ECRI ranks health IT among the industry’s top safety concerns

While technology is providing benefits to healthcare organizations, patient safety can be compromised when IT systems and long-standing workflows don’t work together.


While information technology has vast potential to improve patient outcomes, the ECRI Institute has ranked a health IT-related issue as the top 2016 patient safety concern facing healthcare organizations.

Heading ECRI’s list of this year’s top 10 patient safety worries is “health IT configurations and organizational workflow that do not support each other.” As ECRI’s report points out, when HIT configuration and workflow clash, communication suffers and can lead to delays in care or even medical errors.

That wasn’t the only patient safety concern with a health IT connection, says Bill Marella, executive director of patient safety reporting systems at ECRI.

“There are a number of topics on the Top 10 list this year that relate to IT, which is a function of the massive investment we’ve made in electronic health records and other systems,” Marella says. “The task for us is to optimize them and make sure that they support clinicians rather than detract from their workflow and create more work for them to do.”

ECRI notes that providers have seen a range of unintended consequences from the implementation of electronic health records that introduce new areas of risk, including patient identification errors (ranked second) and medication errors (ranked seventh).

“I think overall we’re actually safer with EHRs than we were on the paper system, but there are some growing pains associated with having put these systems in so quickly,” adds Marella. “The EHR is now the chief vehicle for clinicians communicating with one another. If the information in that system is not valid or reliable, that seriously undermines the quality of care.”

ECRI recommends that organizations involve frontline staff in planning and configuring health IT and testing its integration with workflow. Other strategies include watching for workarounds and incorporating ways to indicate the contribution of HIT issues in event-reporting systems.

Despite the widespread adoption of EHRs, correctly identifying patients and accurately matching their records continues to be a difficult problem, according to ECRI analysts who discovered that patient identification issues were not only frequent but serious. Marella says one of the major sources of identification errors occurs when busy doctors and nurses have multiple patient records open simultaneously and they accidentally input an order into the wrong chart without realizing it.

He argues that having a staff policy in place that limits the number of electronic records that can be open at the same time is critical, as well as incorporating patient photographs into the EHR to ensure visual identification.

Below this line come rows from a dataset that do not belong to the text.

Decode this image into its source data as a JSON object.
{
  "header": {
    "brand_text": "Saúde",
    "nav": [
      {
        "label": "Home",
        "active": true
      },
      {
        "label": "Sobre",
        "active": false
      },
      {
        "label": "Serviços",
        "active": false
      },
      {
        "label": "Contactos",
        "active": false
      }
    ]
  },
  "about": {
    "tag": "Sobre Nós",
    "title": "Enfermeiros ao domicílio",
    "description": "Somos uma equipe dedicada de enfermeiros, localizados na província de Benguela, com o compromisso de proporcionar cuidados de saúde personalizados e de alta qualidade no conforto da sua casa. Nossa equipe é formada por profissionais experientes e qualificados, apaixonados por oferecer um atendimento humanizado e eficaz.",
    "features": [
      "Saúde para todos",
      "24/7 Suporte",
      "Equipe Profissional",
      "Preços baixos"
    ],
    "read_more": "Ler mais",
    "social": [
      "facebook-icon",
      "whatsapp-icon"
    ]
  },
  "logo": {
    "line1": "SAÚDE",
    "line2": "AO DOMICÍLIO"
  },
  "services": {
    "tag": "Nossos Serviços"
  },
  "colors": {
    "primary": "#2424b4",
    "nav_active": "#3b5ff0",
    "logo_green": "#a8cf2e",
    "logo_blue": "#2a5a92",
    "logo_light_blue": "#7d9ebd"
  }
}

“Organizations can improve staff members’ use of two identifiers, such as by investigating and addressing reasons staff do not follow policies, and by actively involving patients,” states the report. “And although they are not a panacea, potential adjunct strategies include bar coding and alerts that flag mismatches between orders and the problem list.”

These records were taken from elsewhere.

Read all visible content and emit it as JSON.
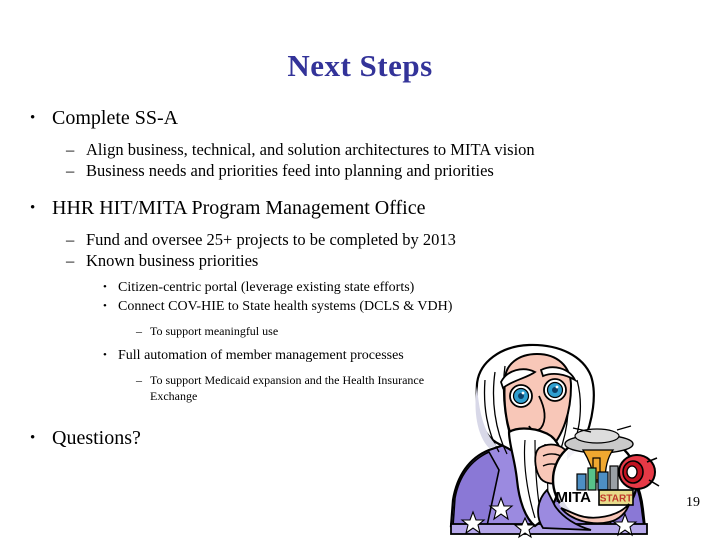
{
  "slide": {
    "title": "Next Steps",
    "title_color": "#333399",
    "page_number": "19",
    "background": "#ffffff",
    "text_color": "#000000"
  },
  "bullets": [
    {
      "level": 1,
      "mark": "•",
      "text": "Complete SS-A"
    },
    {
      "level": 2,
      "mark": "–",
      "text": "Align business, technical, and solution architectures to MITA vision"
    },
    {
      "level": 2,
      "mark": "–",
      "text": "Business needs and priorities feed into planning and priorities"
    },
    {
      "level": 1,
      "mark": "•",
      "text": "HHR HIT/MITA Program Management Office"
    },
    {
      "level": 2,
      "mark": "–",
      "text": "Fund and oversee 25+ projects to be completed by 2013"
    },
    {
      "level": 2,
      "mark": "–",
      "text": "Known business priorities"
    },
    {
      "level": 3,
      "mark": "•",
      "text": "Citizen-centric portal (leverage existing state efforts)"
    },
    {
      "level": 3,
      "mark": "•",
      "text": "Connect COV-HIE to State health systems (DCLS & VDH)"
    },
    {
      "level": 4,
      "mark": "–",
      "text": "To support meaningful use"
    },
    {
      "level": 3,
      "mark": "•",
      "text": "Full automation of member management processes"
    },
    {
      "level": 4,
      "mark": "–",
      "text": "To support Medicaid expansion and the Health Insurance Exchange"
    },
    {
      "level": 1,
      "mark": "•",
      "text": "Questions?"
    }
  ],
  "artwork": {
    "name": "wizard-with-crystal-ball",
    "crystal_ball_label": "MITA",
    "start_button_label": "START",
    "colors": {
      "robe": "#9b8ae0",
      "robe_shadow": "#7f6ecb",
      "skin": "#f8c7b8",
      "hair": "#ffffff",
      "hair_shade": "#d8d8e8",
      "eye": "#2f9fd0",
      "ball": "#ffffff",
      "ball_shade": "#e4e4ee",
      "start_button": "#e63946",
      "start_plate": "#e8dc8a",
      "cloud": "#c9c9c9",
      "blast": "#f0a830",
      "outline": "#000000"
    }
  }
}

Nonetheless, as Marella acknowledges, alerts are often ignored by clinicians who suffer from what he calls “alert fatigue” in which staff who are constantly bombarded with urgent notifications simply tune them out, significantly increasing the likelihood of making medical errors.

When it comes to medication errors, ECRI’s report focuses on those errors related to the faulty input of pounds and kilograms in EHR data fields. For instance, Robert Wachter, MD, professor and associate chair of the Department of Medicine at the University of California, San Francisco, documented a case at his hospital in which a 39-fold overdose of a routine antibiotic was given to a pediatric patient as result of a simple screen error where the doctor didn’t realize that she was prescribing in milligrams of drug per kilogram of weight. And, although electronic alerts warned the doctor and later the pharmacist of the error, they ignored them.

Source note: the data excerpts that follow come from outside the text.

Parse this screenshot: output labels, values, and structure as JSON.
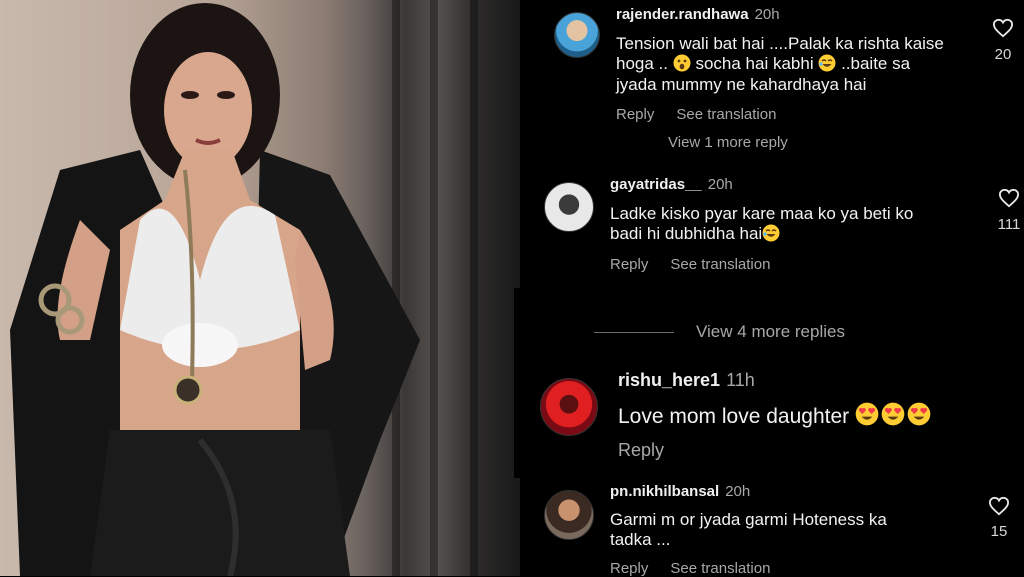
{
  "comments": [
    {
      "username": "rajender.randhawa",
      "time": "20h",
      "text_line1": "Tension wali bat hai ....Palak ka rishta kaise",
      "text_line2_a": "hoga ..",
      "text_line2_b": " socha hai kabhi ",
      "text_line2_c": "..baite sa",
      "text_line3": "jyada mummy ne kahardhaya hai",
      "reply": "Reply",
      "translate": "See translation",
      "likes": "20"
    },
    {
      "username": "gayatridas__",
      "time": "20h",
      "text_line1": "Ladke kisko pyar kare maa ko ya beti ko",
      "text_line2": "badi hi dubhidha hai",
      "reply": "Reply",
      "translate": "See translation",
      "likes": "111"
    },
    {
      "username": "rishu_here1",
      "time": "11h",
      "text": "Love mom love daughter ",
      "reply": "Reply"
    },
    {
      "username": "pn.nikhilbansal",
      "time": "20h",
      "text_line1": "Garmi m or jyada garmi Hoteness ka",
      "text_line2": "tadka ...",
      "reply": "Reply",
      "translate": "See translation",
      "likes": "15"
    }
  ],
  "view_more": [
    {
      "label": "View 1 more reply"
    },
    {
      "label": "View 4 more replies"
    }
  ],
  "colors": {
    "background": "#000000",
    "muted_text": "#a8a8a8",
    "text": "#f2f2f2"
  },
  "icons": [
    "heart-icon",
    "astonished-emoji",
    "laughing-emoji",
    "heart-eyes-emoji"
  ]
}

“There are still a lot of hospitals that are reporting these kinds of medication errors to us, despite the fact that they have EHRs,” Marella says. “The problem is when you enter a number that’s really a weight in kilograms but you put it in the pounds field. This is an instance of the clinician giving the system bad information.”

According to ECRI, one of the most effective strategies to reduce the risk of such errors is to get rid of scales that measure in pounds. In addition, the report advises that clinical decision support—such as functions that compare entered weight with expected weight—also may help avoid errors.

An aspect of patient safety involving EHRs that was not addressed in this ECRI report involves data errors that result from physicians who use copy and paste functions to input information. Only about one-quarter of hospitals have policies regarding the use of the copy-paste feature in EHR technology, according to the Office of the Inspector General of the Department of Health and Human Services.

In 2013, ECRI convened the Partnership for Health IT Patient Safety, a multi-stakeholder collaborative focused on improving the safety of HIT, including examining the unsafe aspects of copy and paste in EHRs. The Partnership’s first workgroup just released safe practices for using copy and paste in order to help ensure high quality clinical documentation and the integrity of health information, which is available here.

“We didn’t think it was realistic or desirable necessarily to completely outlaw copy and paste. But, you do have to have systems in place to make clinicians accountable for the veracity of the information that they enter,” Marella says.